- Microsoft’s services including Outlook, OneDrive, and Azure cloud computing platform were disrupted in early June due to a series of DDoS attacks claimed by a group called Anonymous Sudan.
- While Microsoft assures no customer data was compromised, the scale of the attack highlights the significance of DDoS threats and the necessity for enhanced security measures to protect essential services that millions rely on.
Microsoft Corporation’s essential services, including Outlook email and OneDrive file-sharing apps, along with its cloud computing platform, were disrupted by a series of distributed denial-of-service (DDoS) attacks, according to a recent statement by the tech giant. A group known as Anonymous Sudan claimed responsibility for the attacks through its Telegram social media channel.
Microsoft initially withheld the cause of the service disruptions, but finally confirmed in a blog post on Friday that the DDoS attacks by Anonymous Sudan were to blame. The company, however, has not disclosed how many customers were affected or whether the disruptions had a global impact.

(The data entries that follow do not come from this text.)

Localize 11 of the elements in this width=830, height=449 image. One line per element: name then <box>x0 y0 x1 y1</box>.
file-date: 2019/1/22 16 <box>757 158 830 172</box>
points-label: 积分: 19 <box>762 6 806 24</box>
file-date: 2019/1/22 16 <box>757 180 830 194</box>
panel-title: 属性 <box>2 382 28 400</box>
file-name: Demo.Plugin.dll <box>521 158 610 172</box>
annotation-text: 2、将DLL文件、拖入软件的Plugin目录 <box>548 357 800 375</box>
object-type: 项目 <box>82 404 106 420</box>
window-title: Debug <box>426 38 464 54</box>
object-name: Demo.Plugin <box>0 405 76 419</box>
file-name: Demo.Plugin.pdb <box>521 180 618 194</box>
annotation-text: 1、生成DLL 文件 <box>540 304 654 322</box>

DDoS attacks essentially involve overwhelming servers with an excess of traffic, causing them to become inaccessible to users. The post, which was rather slim on specifics, explained that the attacks were aimed at “disruption and publicity” and that the perpetrators likely employed rented cloud infrastructure and virtual private networks to orchestrate the attacks using botnets of zombie computers worldwide.
Notably, Microsoft has assured its users that there is no evidence of any customer data being accessed or compromised.
While DDoS attacks are generally a form of digital vandalism, which doesn’t usually penetrate systems, the scale and target being Microsoft – a critical player in global commerce – raises concerns about the potential disruption to millions of users and businesses.
Speculation has arisen concerning Anonymous Sudan’s origins. While the group claims to be based in Sudan, Alexander Leslie, an analyst from cybersecurity firm Recorded Future, doubts the authenticity of this claim. He suggests that Anonymous Sudan may be closely aligned with pro-Kremlin groups, including Killnet, which has been associated with DDoS attacks on websites of Ukraine’s allies.
The attacks reportedly peaked on Monday, June 5, with 18,000 outage and problem reports logged on Downdetector shortly after 11 a.m. Eastern Time. Microsoft later acknowledged on Twitter that its services, including Outlook, Microsoft Teams, SharePoint Online, and OneDrive for Business, were affected. The attacks persisted through the week, impacting Microsoft’s Azure cloud computing platform until June 9.
It remains to be seen what steps Microsoft will take to bolster its defenses against future DDoS attacks and how this incident may shape the strategies employed by major tech companies in safeguarding their services against disruptions.